El reto en la fusión nuclear ha sito mantener la reacción de forma estable durante minutos o, en el futuro, durante horas. Porque una central eléctrica no puede encenderse y apagarse cada pocos segundos; necesita producir energía de manera continua.

El récord de 1.337 segundos supera la barrera psicológica de los 20 minutos y aporta datos cruciales sobre cómo se comporta el plasma en lo que llaman «fase estacionaria». Ese control durante algo más de veinte minutos hace que los ingenieros puedan estudiar fenómenos que antes eran imposibles de observar, como la erosión del tungsteno a largo plazo o la acumulación de impurezas.

Merece la pena entender el contexto de esta carrera, porque va a velocidad de vértigo. El reactor chino EAST había pasado de 403 segundos en 2023 a 1.066 segundos en enero de 2025, y semanas después WEST le arrebató la corona con sus 1.337 segundos. No es una rivalidad estéril: cada salto enseña a la comunidad internacional algo nuevo sobre cómo domar un plasma durante más tiempo, y todos esos datos terminan alimentando el mismo proyecto, ITER.

Para que te hagas una idea, durante la prueba se inyectaron 2,6 gigajulios de energía. Esto es suficiente para alimentar a varios cientos de hogares durante esos mismos 22 minutos. Pero ojo: la prueba no estaba diseñada para producir electricidad, sino para demostrar estabilidad. Es decir, es como si probaras el motor de un coche pero sin hacer girar las ruedas: sabes que funciona, pero no lo has puesto en práctica.

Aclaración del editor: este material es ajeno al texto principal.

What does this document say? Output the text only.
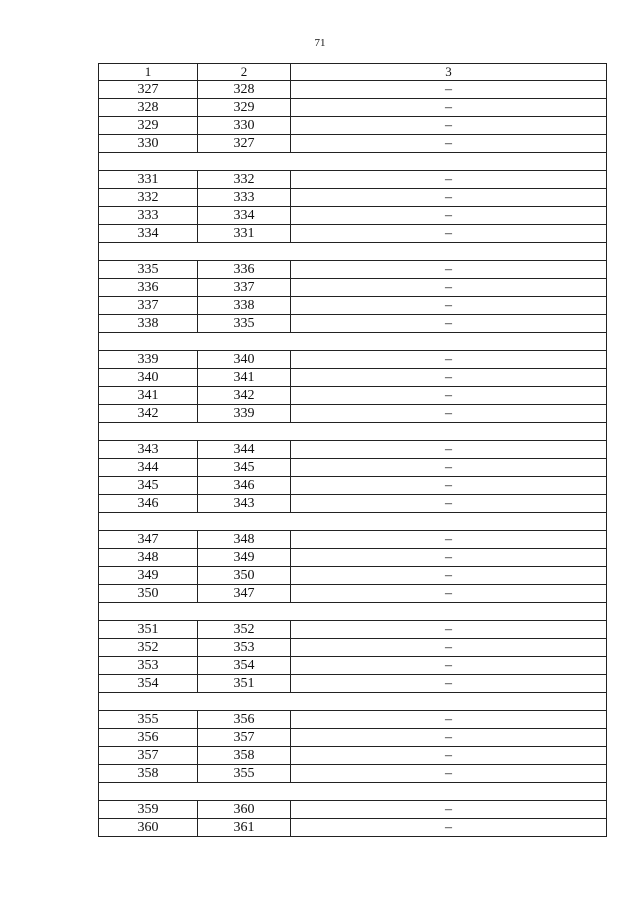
71
1	2	3
327	328	–
328	329	–
329	330	–
330	327	–

331	332	–
332	333	–
333	334	–
334	331	–

335	336	–
336	337	–
337	338	–
338	335	–

339	340	–
340	341	–
341	342	–
342	339	–

343	344	–
344	345	–
345	346	–
346	343	–

347	348	–
348	349	–
349	350	–
350	347	–

351	352	–
352	353	–
353	354	–
354	351	–

355	356	–
356	357	–
357	358	–
358	355	–

359	360	–
360	361	–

El trampolín hacia ITER y la electricidad limpia

Junto al reactor WEST se está construyendo ITER, el proyecto internacional de fusión más ambicioso del mundo. Lo impulsan siete miembros —la Unión Europea, China, Estados Unidos, Rusia, India, Japón y Corea del Sur— con la participación de más de 35 países. ITER es mucho más grande que WEST y estará diseñado para producir, por primera vez, mucha más energía de la que consume: el objetivo es generar unos 500 megavatios de potencia de fusión a partir de apenas 50 de calentamiento, una relación de diez a uno. Pero para que ITER funcione correctamente, necesita saber cómo se comportan los materiales y el plasma durante periodos largos. Lo aprendido en WEST es como las pruebas de choque de un coche nuevo antes de lanzarlo al mercado.

El propio calendario de ITER da una idea de lo difícil que es esto. En 2024 el proyecto rehízo su hoja de ruta: el arranque de las operaciones científicas, con plasmas de hidrógeno y deuterio, se trasladó a 2034, y la fase con el combustible real de deuterio y tritio no llegará hasta 2039. En esa misma revisión decidieron, además, sustituir el berilio por tungsteno en la primera pared del reactor, justo el material que WEST está ayudando a poner a prueba. Los responsables esperan que los primeros prototipos de centrales eléctricas de fusión lleguen alrededor de 2050.